To see nothing is to perceive the Way, and to understand nothing is to know the Dharma, because seeing is neither seeing nor not seeing, and because understanding is neither understanding nor not understanding.
But people of the deepest understanding look within, distracted by nothing. Since a clear mind is the Buddha, they attain the understanding of a Buddha without using the mind.
To have a body is to suffer. Does anyone with a body know peace? Those who understand this detach themselves from all that exists and stop imagining or seeking anything. The sutras say, "To seek is to suffer. To seek nothing is bliss." When you seek nothing, you're on the Path.
When mortals are alive, they worry about death. When they're full, they worry about hunger. Theirs is the Great Uncertainty. But sages don't consider the past. And they don't worry about the future. Nor do they cling to the present. And from moment to moment they follow the Way.
The awareness of mortals falls short. As long as they're attached to appearances, they're unaware that their minds are empty. And by mistakenly clinging to the appearance of things they lose the Way.

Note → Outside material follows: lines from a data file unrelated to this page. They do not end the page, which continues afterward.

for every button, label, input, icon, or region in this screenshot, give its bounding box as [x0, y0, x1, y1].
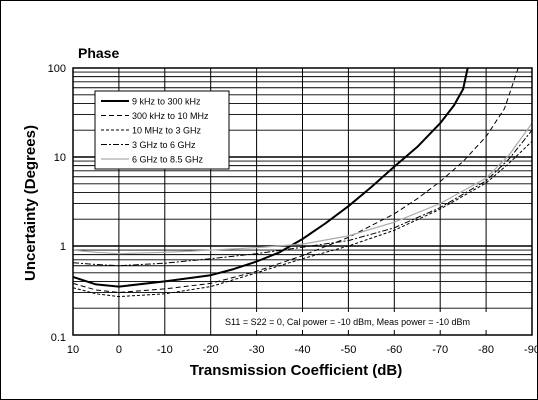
y-tick-label: 10 — [54, 152, 66, 164]
x-tick-label: 0 — [116, 344, 122, 356]
legend-label: 3 GHz to 6 GHz — [132, 140, 196, 150]
series-line-4 — [72, 129, 533, 267]
series-line-3 — [72, 140, 533, 298]
legend-label: 10 MHz to 3 GHz — [132, 126, 202, 136]
x-tick-label: -80 — [478, 344, 494, 356]
x-axis-label: Transmission Coefficient (dB) — [190, 362, 403, 379]
legend-label: 300 kHz to 10 MHz — [132, 111, 209, 121]
annotation-box: S11 = S22 = 0, Cal power = -10 dBm, Meas… — [221, 312, 527, 330]
y-axis-label: Uncertainty (Degrees) — [22, 125, 39, 281]
y-tick-label: 1 — [60, 241, 66, 253]
x-tick-label: -10 — [157, 344, 173, 356]
legend-label: 6 GHz to 8.5 GHz — [132, 155, 204, 165]
x-tick-label: -90 — [524, 344, 537, 356]
x-tick-label: -50 — [340, 344, 356, 356]
x-tick-label: -60 — [386, 344, 402, 356]
y-tick-label: 0.1 — [51, 332, 66, 344]
grid-lines — [73, 68, 532, 335]
legend: 9 kHz to 300 kHz 300 kHz to 10 MHz 10 MHz … — [94, 90, 230, 170]
y-tick-label: 100 — [48, 63, 66, 75]
chart-title: Phase — [78, 45, 119, 61]
x-tick-label: -70 — [432, 344, 448, 356]
annotation-text: S11 = S22 = 0, Cal power = -10 dBm, Meas… — [225, 317, 470, 327]
series-line-5 — [72, 122, 533, 255]
x-tick-label: -30 — [249, 344, 265, 356]
x-tick-label: -20 — [203, 344, 219, 356]
series-line-1 — [72, 67, 469, 288]
series-layer — [72, 67, 533, 298]
x-tick-label: -40 — [295, 344, 311, 356]
plot-border — [72, 67, 533, 336]
series-line-2 — [72, 67, 519, 293]
legend-label: 9 kHz to 300 kHz — [132, 97, 201, 107]
x-tick-label: 10 — [67, 344, 79, 356]
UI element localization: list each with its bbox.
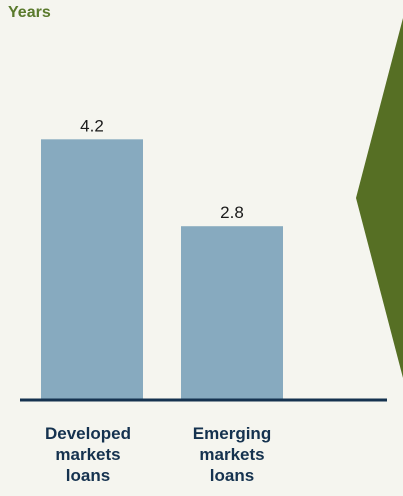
data-label-1: 2.8 xyxy=(220,203,244,222)
decorative-arrow-shape xyxy=(356,18,403,378)
bar-1 xyxy=(181,226,283,400)
bar-0 xyxy=(41,139,143,400)
y-axis-title: Years xyxy=(8,4,51,21)
bars-layer: 4.2 2.8 xyxy=(41,116,283,400)
category-label-emerging: Emerging markets loans xyxy=(192,424,272,485)
data-label-0: 4.2 xyxy=(80,116,104,135)
category-label-developed: Developed markets loans xyxy=(45,424,131,485)
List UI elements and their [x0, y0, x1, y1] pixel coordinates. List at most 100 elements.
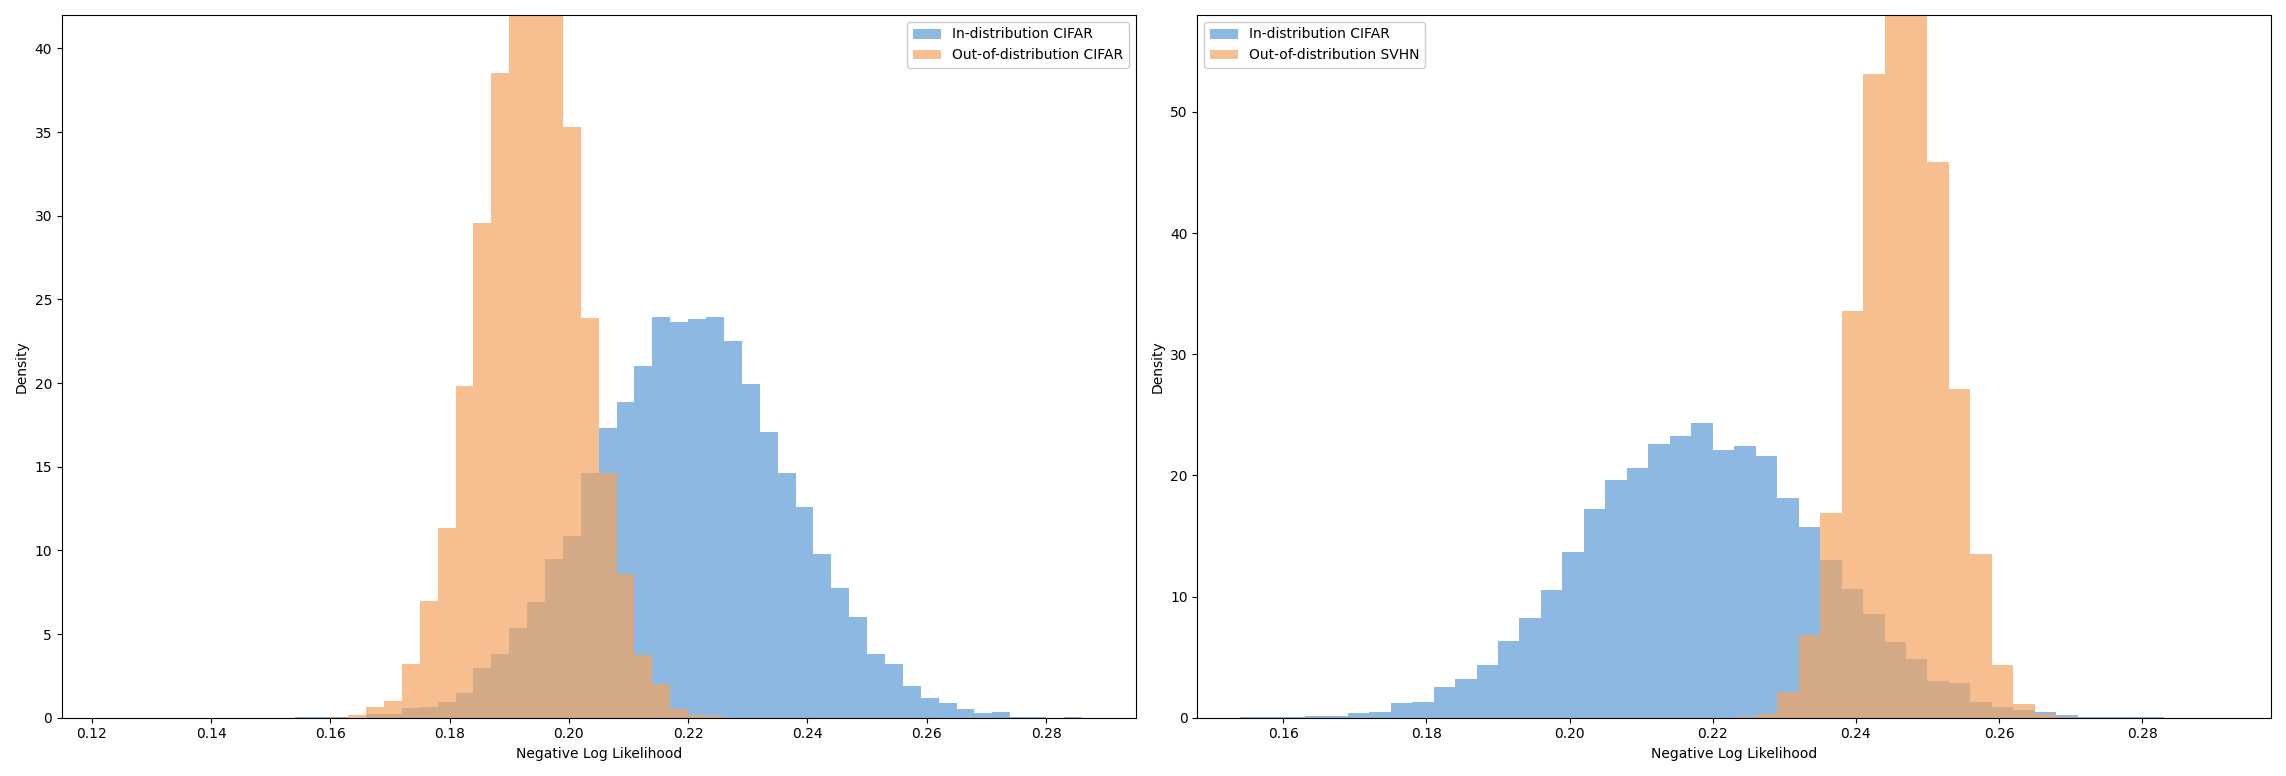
Bar — [562, 536, 581, 718]
Bar — [491, 73, 510, 718]
Bar — [510, 629, 528, 718]
Bar — [1326, 715, 1349, 718]
Bar — [1799, 527, 1820, 718]
Bar — [814, 554, 832, 718]
Bar — [1477, 665, 1497, 718]
Bar — [777, 473, 796, 718]
Bar — [528, 602, 544, 718]
Bar — [759, 432, 777, 718]
Bar — [832, 588, 848, 718]
Bar — [402, 708, 421, 718]
Bar — [992, 712, 1010, 718]
Bar — [544, 5, 562, 718]
Bar — [402, 664, 421, 718]
Bar — [1971, 554, 1991, 718]
Bar — [562, 127, 581, 718]
Bar — [2014, 704, 2035, 718]
Legend: In-distribution CIFAR, Out-of-distribution CIFAR: In-distribution CIFAR, Out-of-distributi… — [908, 22, 1129, 68]
Bar — [1863, 614, 1884, 718]
X-axis label: Negative Log Likelihood: Negative Log Likelihood — [517, 747, 681, 761]
Bar — [1584, 509, 1605, 718]
Bar — [384, 701, 402, 718]
Bar — [1820, 513, 1843, 718]
Bar — [1712, 450, 1735, 718]
Bar — [366, 707, 384, 718]
Bar — [2078, 716, 2099, 718]
Bar — [599, 473, 617, 718]
Bar — [636, 655, 652, 718]
Bar — [510, 0, 528, 718]
Bar — [1927, 681, 1950, 718]
Bar — [1907, 659, 1927, 718]
Bar — [1456, 679, 1477, 718]
Bar — [366, 715, 384, 718]
Bar — [725, 341, 743, 718]
X-axis label: Negative Log Likelihood: Negative Log Likelihood — [1650, 747, 1817, 761]
Bar — [617, 573, 636, 718]
Bar — [1991, 707, 2014, 718]
Bar — [1820, 559, 1843, 718]
Bar — [1907, 0, 1927, 718]
Bar — [347, 715, 366, 718]
Bar — [1884, 643, 1907, 718]
Bar — [437, 702, 455, 718]
Bar — [455, 693, 473, 718]
Bar — [544, 559, 562, 718]
Bar — [1063, 716, 1081, 718]
Bar — [706, 317, 725, 718]
Bar — [384, 714, 402, 718]
Bar — [921, 698, 940, 718]
Bar — [1561, 553, 1584, 718]
Bar — [1669, 436, 1692, 718]
Bar — [1991, 665, 2014, 718]
Bar — [617, 402, 636, 718]
Bar — [1628, 468, 1648, 718]
Bar — [688, 319, 706, 718]
Bar — [1282, 717, 1305, 718]
Bar — [1413, 702, 1433, 718]
Bar — [1010, 716, 1029, 718]
Bar — [956, 708, 974, 718]
Bar — [1433, 687, 1456, 718]
Bar — [2014, 709, 2035, 718]
Bar — [796, 508, 814, 718]
Bar — [1390, 703, 1413, 718]
Bar — [1971, 702, 1991, 718]
Bar — [1756, 714, 1776, 718]
Bar — [1369, 712, 1390, 718]
Bar — [1950, 390, 1971, 718]
Bar — [670, 709, 688, 718]
Legend: In-distribution CIFAR, Out-of-distribution SVHN: In-distribution CIFAR, Out-of-distributi… — [1205, 22, 1424, 68]
Bar — [1497, 640, 1520, 718]
Y-axis label: Density: Density — [16, 340, 30, 393]
Bar — [491, 653, 510, 718]
Bar — [581, 473, 599, 718]
Bar — [1843, 311, 1863, 718]
Bar — [706, 716, 725, 718]
Bar — [1349, 713, 1369, 718]
Bar — [599, 428, 617, 718]
Bar — [940, 703, 956, 718]
Bar — [1843, 589, 1863, 718]
Bar — [2099, 717, 2121, 718]
Bar — [903, 686, 921, 718]
Bar — [652, 684, 670, 718]
Bar — [1776, 692, 1799, 718]
Bar — [1305, 715, 1326, 718]
Bar — [866, 653, 885, 718]
Bar — [652, 317, 670, 718]
Y-axis label: Density: Density — [1150, 340, 1164, 393]
Bar — [1884, 0, 1907, 718]
Bar — [1648, 444, 1669, 718]
Bar — [670, 322, 688, 718]
Bar — [974, 713, 992, 718]
Bar — [1863, 74, 1884, 718]
Bar — [473, 668, 491, 718]
Bar — [1520, 618, 1541, 718]
Bar — [885, 664, 903, 718]
Bar — [313, 716, 329, 718]
Bar — [437, 528, 455, 718]
Bar — [473, 223, 491, 718]
Bar — [2057, 717, 2078, 718]
Bar — [2035, 712, 2057, 718]
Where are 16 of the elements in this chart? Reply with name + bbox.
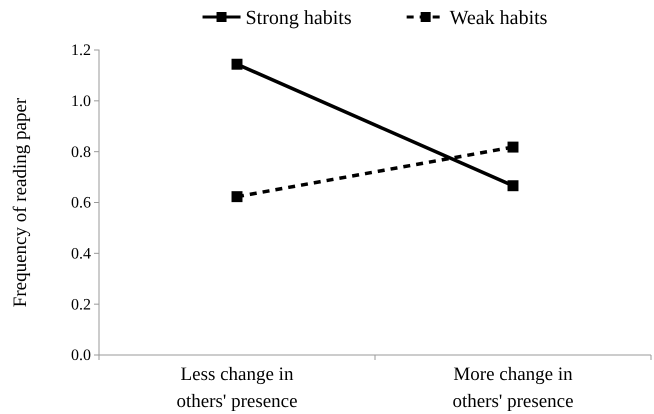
point bbox=[232, 58, 242, 70]
point bbox=[232, 191, 242, 202]
legend-label: Strong habits bbox=[246, 7, 352, 29]
x-tick-label: Less change in others' presence bbox=[176, 364, 298, 412]
y-tick-label: 1.0 bbox=[71, 92, 91, 110]
legend-label: Weak habits bbox=[450, 7, 548, 29]
x-tick-label: More change in others' presence bbox=[452, 364, 574, 412]
y-tick-label: 0.4 bbox=[71, 245, 91, 262]
point bbox=[508, 180, 518, 192]
y-tick-label: 0.2 bbox=[71, 296, 91, 314]
y-tick-label: 0.0 bbox=[71, 347, 91, 364]
y-tick-label: 1.2 bbox=[71, 42, 91, 60]
y-tick-label: 0.8 bbox=[71, 144, 91, 161]
point bbox=[508, 142, 518, 153]
y-tick-label: 0.6 bbox=[71, 194, 91, 212]
y-axis-title: Frequency of reading paper bbox=[10, 97, 31, 308]
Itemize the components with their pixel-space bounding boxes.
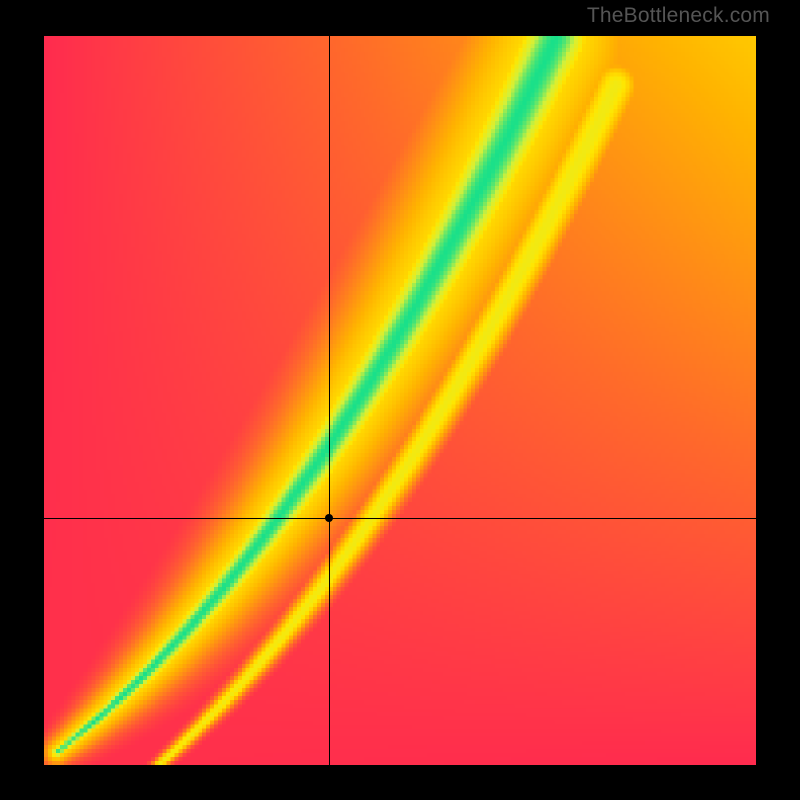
heatmap-canvas <box>44 36 756 765</box>
marker-point <box>325 514 333 522</box>
crosshair-vertical <box>329 36 330 765</box>
watermark-text: TheBottleneck.com <box>587 4 770 28</box>
heatmap-plot-area <box>44 36 756 765</box>
crosshair-horizontal <box>44 518 756 519</box>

But this mind isn't somewhere outside the material body of the four elements. Without this mind we can't move. The body has no awareness. Like a plant or a stone, the body has no nature. So how does it move? It's the mind that moves.
People of this world are deluded. They're always longing for something, always, in a word, seeking. But the wise wake up. They choose reason over custom. They fix their minds on the sublime and let their bodies change with the seasons.